I managed to seek out the Sussex TV debates online, through the BBC South East facebook site, and formed my opinion on whom to vote for that way. I also read the excellent topofthecops.com website, which confirmed, as had been my thoughts initially, that we should not be blindly voting for political parties, but should instead choose a candidate based on their personality, integrity, and incorruptability. 

I voted for a candidate who was linked with a party I would never normally consider voting for, because the candidate, in those TV debates, seemed the least politician-like, the most embarrassed to be there, and therefore I judged the candidate to be the most likely to carry out the role without influence, subterfuge, or crowd-pleasing tendencies. 

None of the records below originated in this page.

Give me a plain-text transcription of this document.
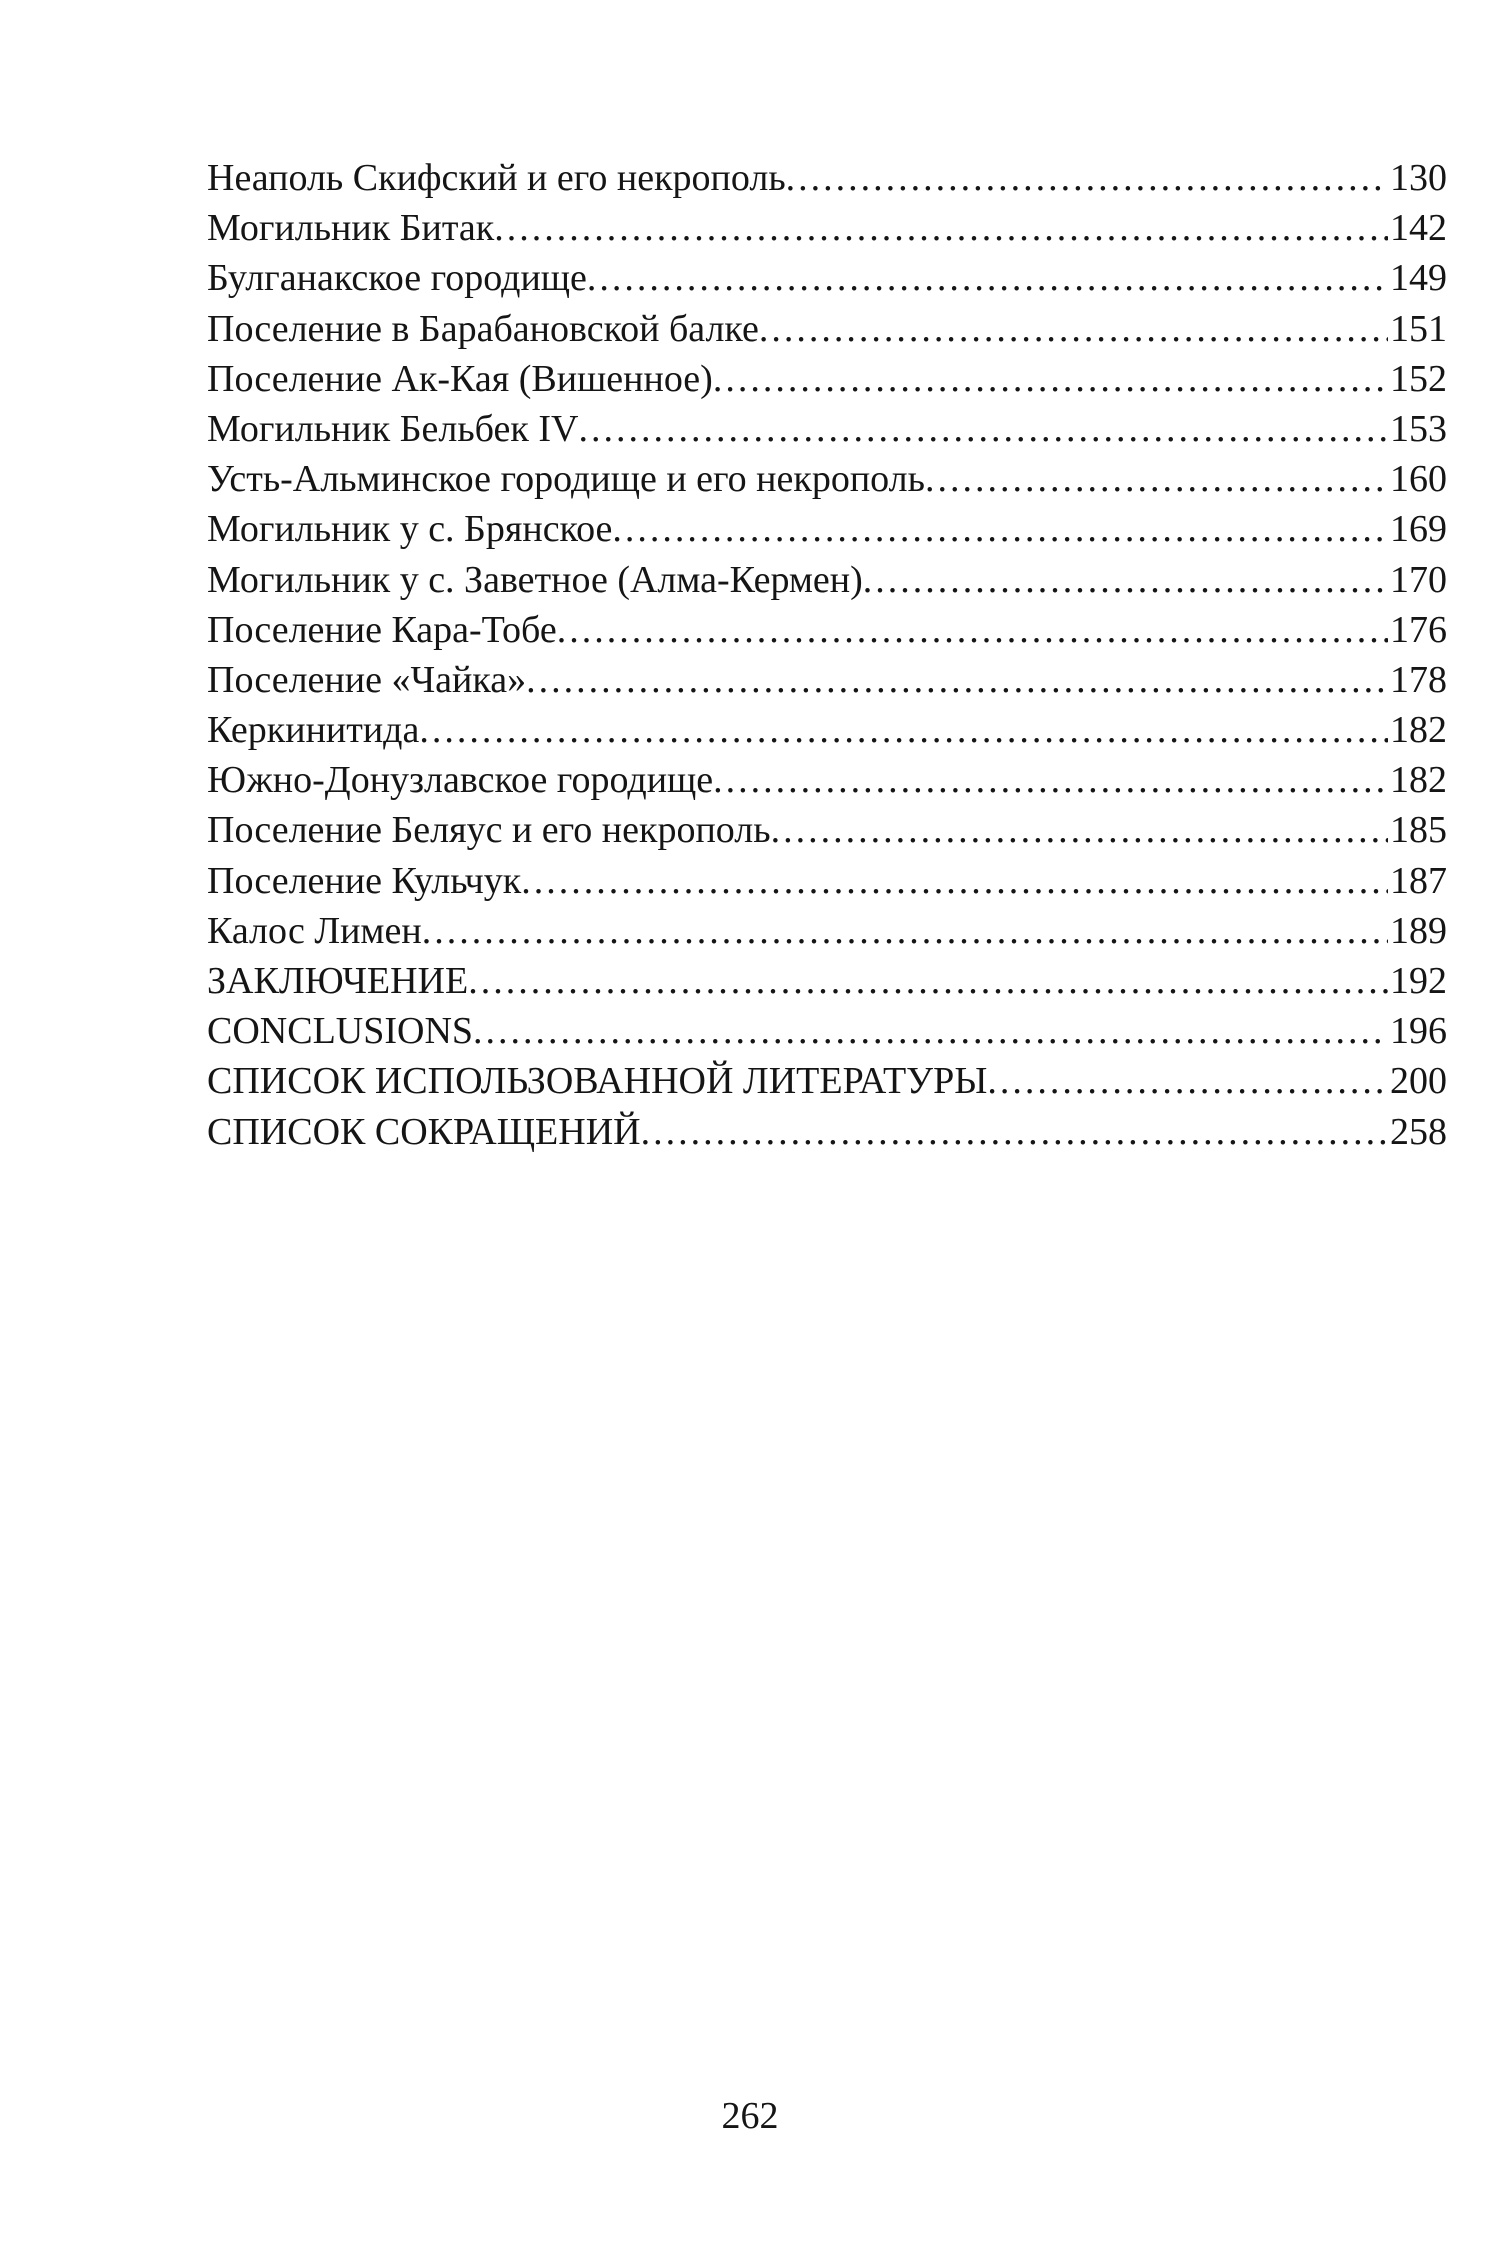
Неаполь Скифский и его некрополь .....	130
Могильник Битак .....	142
Булганакское городище .....	149
Поселение в Барабановской балке .....	151
Поселение Ак-Кая (Вишенное) .....	152
Могильник Бельбек IV .....	153
Усть-Альминское городище и его некрополь .....	160
Могильник у с. Брянское .....	169
Могильник у с. Заветное (Алма-Кермен) .....	170
Поселение Кара-Тобе .....	176
Поселение «Чайка» .....	178
Керкинитида .....	182
Южно-Донузлавское городище .....	182
Поселение Беляус и его некрополь .....	185
Поселение Кульчук .....	187
Калос Лимен .....	189
ЗАКЛЮЧЕНИЕ .....	192
CONCLUSIONS .....	196
СПИСОК ИСПОЛЬЗОВАННОЙ ЛИТЕРАТУРЫ .....	200
СПИСОК СОКРАЩЕНИЙ .....	258
262
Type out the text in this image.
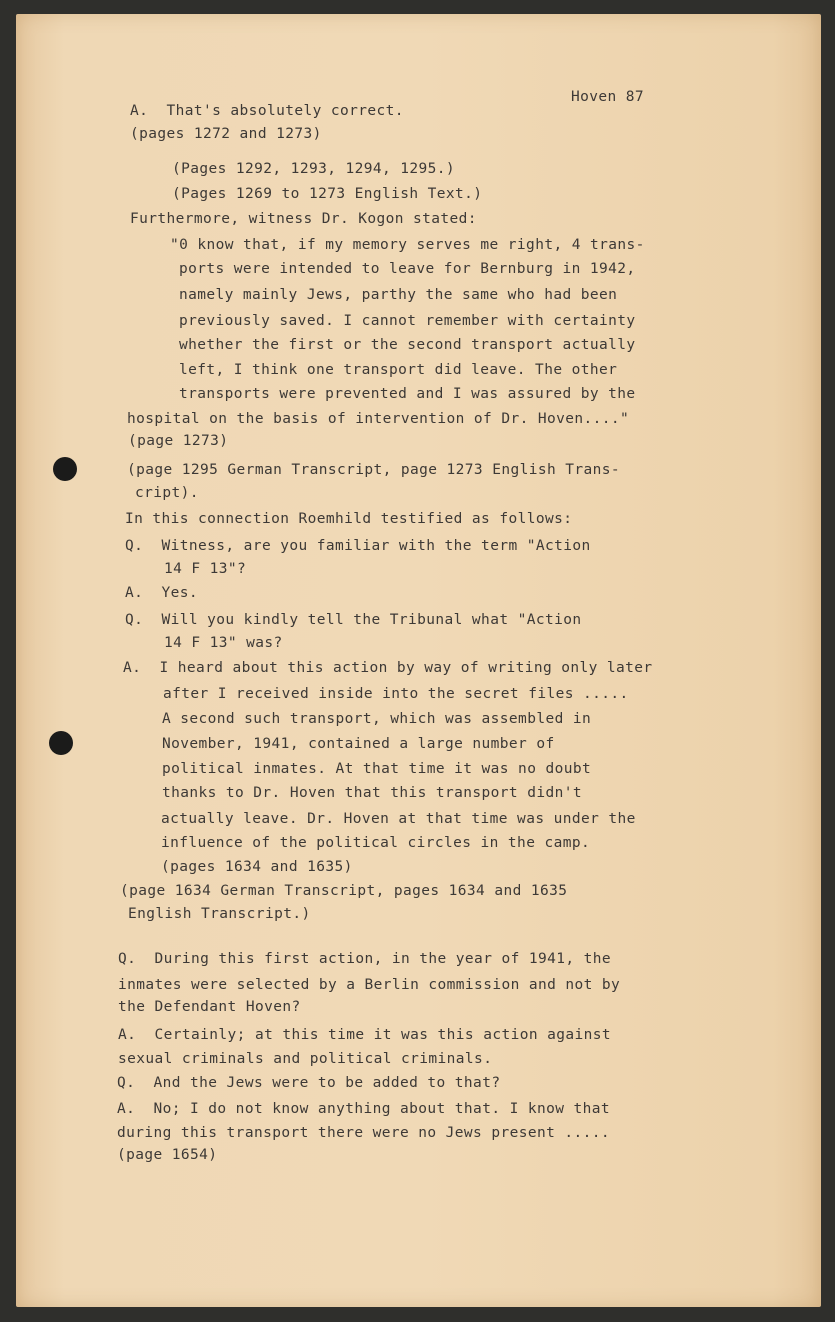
Hoven 87
A.  That's absolutely correct.
(pages 1272 and 1273)
(Pages 1292, 1293, 1294, 1295.)
(Pages 1269 to 1273 English Text.)
Furthermore, witness Dr. Kogon stated:
"0 know that, if my memory serves me right, 4 trans-
ports were intended to leave for Bernburg in 1942,
namely mainly Jews, parthy the same who had been
previously saved. I cannot remember with certainty
whether the first or the second transport actually
left, I think one transport did leave. The other
transports were prevented and I was assured by the
hospital on the basis of intervention of Dr. Hoven...."
(page 1273)
(page 1295 German Transcript, page 1273 English Trans-
cript).
In this connection Roemhild testified as follows:
Q.  Witness, are you familiar with the term "Action
14 F 13"?
A.  Yes.
Q.  Will you kindly tell the Tribunal what "Action
14 F 13" was?
A.  I heard about this action by way of writing only later
after I received inside into the secret files .....
A second such transport, which was assembled in
November, 1941, contained a large number of
political inmates. At that time it was no doubt
thanks to Dr. Hoven that this transport didn't
actually leave. Dr. Hoven at that time was under the
influence of the political circles in the camp.
(pages 1634 and 1635)
(page 1634 German Transcript, pages 1634 and 1635
English Transcript.)
Q.  During this first action, in the year of 1941, the
inmates were selected by a Berlin commission and not by
the Defendant Hoven?
A.  Certainly; at this time it was this action against
sexual criminals and political criminals.
Q.  And the Jews were to be added to that?
A.  No; I do not know anything about that. I know that
during this transport there were no Jews present .....
(page 1654)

Sadly, inevitably it seems, this candidate did not make it through the first round of counting, but  I wonder how many people might have voted differently if they had actually heard the candidates speak, rather than only having read their manifestos (in most cases in Sussex, written by other people for them), or worse still, only voting based on the parties who had supported their campaigns?

Also, I could not find out anywhere online any information as to what the links with the political parties had to do with each candidate, and how much it might affect their impartiality in the role. Can anyone help answer this?

However, I feel, when given the right to vote, one must carry out that right as a duty, and was dismayed to learn that many of my friends had not bothered, claiming ignorance, and spouting commonly misinformed views that this sort of thing was "all right for America, but we're not America" (whereas in America the similar roles they refer to are not voted for by the public), and that it was going to cost a lot more money in these austere times etc., when actually it will not cost any more than the existing police authorities. 

So it seems that public opinion was wafted in this direction, by whom, for whom, and to what end, who knows?